Auch aus ihrem Umfeld sei sie mit Zweifel konfrontiert worden. Ihre Partnerin habe lange nicht verstanden, wieso sie ihre Sicherheiten aufgeben will. «Mittlerweile habe ich aber die volle Unterstützung von meinem Umfeld. Vom Rest habe ich mich distanziert.»
Wenn ich bis im Sommer nicht wirtschaftlich genug bin, werde ich Teilzeit wieder im Büro arbeiten.
Silvia Huber
Momentan gibt Huber sechs bis acht Massagen im Monat – ein Arbeitsaufwand von ungefähr 30 Prozent. Ihren Praxisraum teilt sie sich mit einer Kollegin. «Meine Fixkosten sind deshalb relativ tief. Trotzdem bin ich froh, wenn ich meine Ausgaben decken kann.»
Sie habe ein kleines Polster auf der Seite, davon lebe sie momentan. «Ich habe mir aber eine Deadline und ein Budget gesetzt», sagt sie. «Wenn ich bis im Sommer nicht wirtschaftlich genug bin, werde ich Teilzeit wieder im Büro arbeiten.»
Die Welt überzeugen
Wenn aber alles klappt – woran Huber fest glaubt – will sie zukünftig nicht nur in Schwerzenbach therapieren. «Am liebsten würde ich meine Massagen auch in Institutionen anbieten», sagt sie. Damit meine sie vor allem Wellnesscentren, Rehakliniken, Alters- oder Pflegeheime.

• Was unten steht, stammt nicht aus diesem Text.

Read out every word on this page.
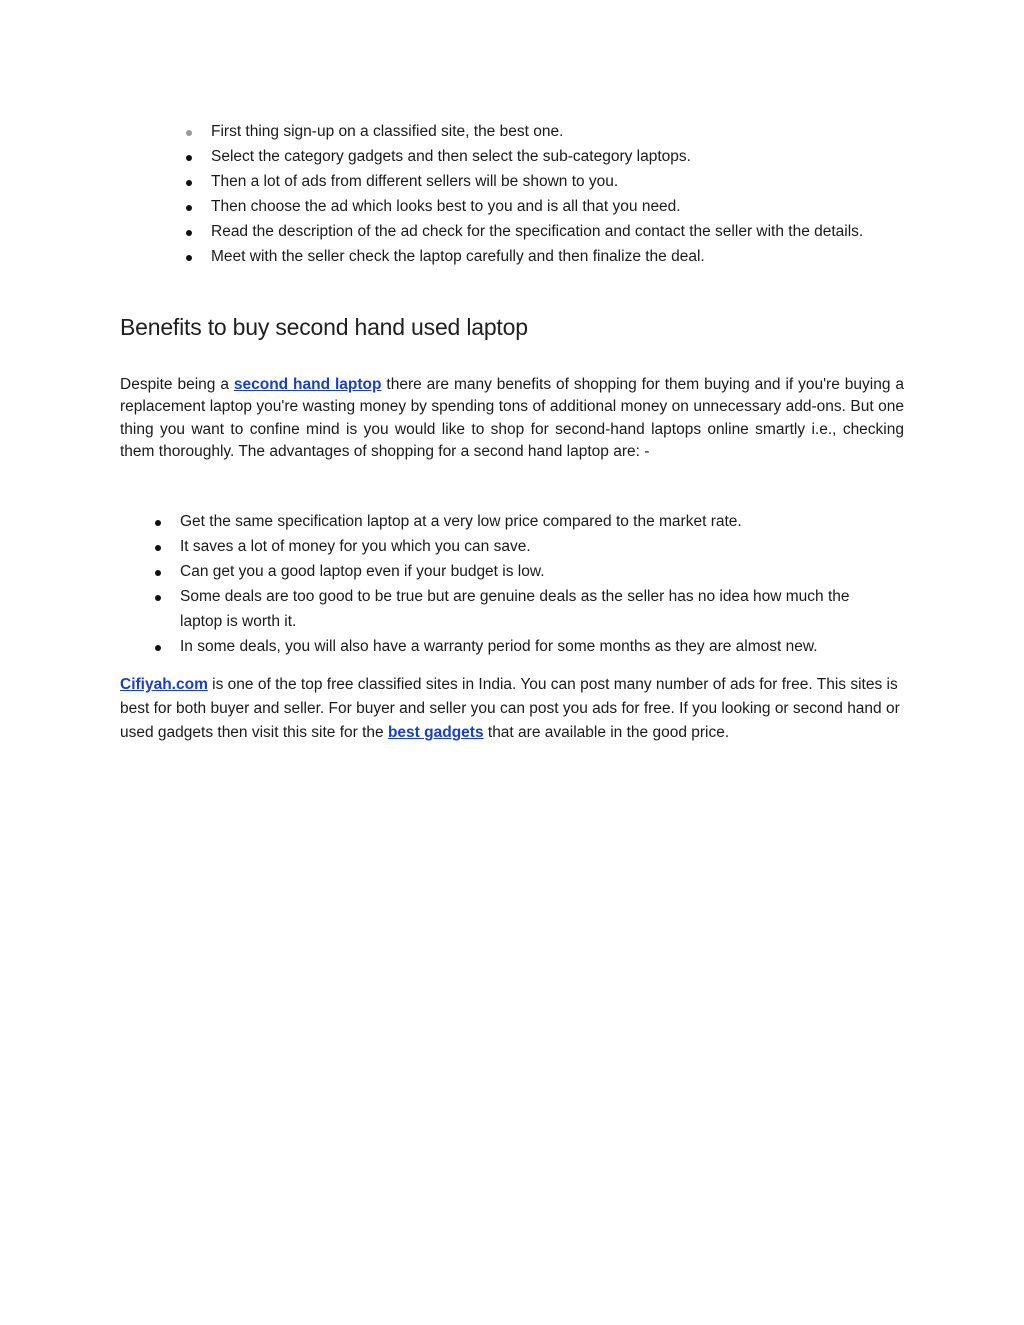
First thing sign-up on a classified site, the best one.
Select the category gadgets and then select the sub-category laptops.
Then a lot of ads from different sellers will be shown to you.
Then choose the ad which looks best to you and is all that you need.
Read the description of the ad check for the specification and contact the seller with the details.
Meet with the seller check the laptop carefully and then finalize the deal.
Benefits to buy second hand used laptop

Despite being a second hand laptop there are many benefits of shopping for them buying and if you're buying a replacement laptop you're wasting money by spending tons of additional money on unnecessary add-ons. But one thing you want to confine mind is you would like to shop for second-hand laptops online smartly i.e., checking them thoroughly. The advantages of shopping for a second hand laptop are: -

Get the same specification laptop at a very low price compared to the market rate.
It saves a lot of money for you which you can save.
Can get you a good laptop even if your budget is low.
Some deals are too good to be true but are genuine deals as the seller has no idea how much the laptop is worth it.
In some deals, you will also have a warranty period for some months as they are almost new.

Cifiyah.com is one of the top free classified sites in India. You can post many number of ads for free. This sites is best for both buyer and seller. For buyer and seller you can post you ads for free. If you looking or second hand or used gadgets then visit this site for the best gadgets that are available in the good price.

Sie will ihr Angebot breiter streuen. «Nicht nur um Geld zu verdienen, sondern um die Menschen mit meinen Klangschalen zu berühren.»
Während den 30 Minuten, in denen Huber jede ihrer Klangschalen einmal anschlägt, nicke ich fast ein. Entspannt bin ich danach auf jeden Fall.
Auch am Abend nach der Klangmassage habe ich sehr gut geschlafen. Ob das tatsächlich den Klangschalen zu verdanken war, weiss ich aber nicht. Vom Rest, den mir Huber versprochen hat, habe ich nämlich nicht viel gemerkt: Mein Stoffwechsel blieb unauffällig, und auch das Kommunizieren lief wie immer.
Trotzdem habe ich Hubers Praxis am Schluss mit einem guten Gefühl verlassen. Ist meine negative Energie also doch irgendwie verschwunden?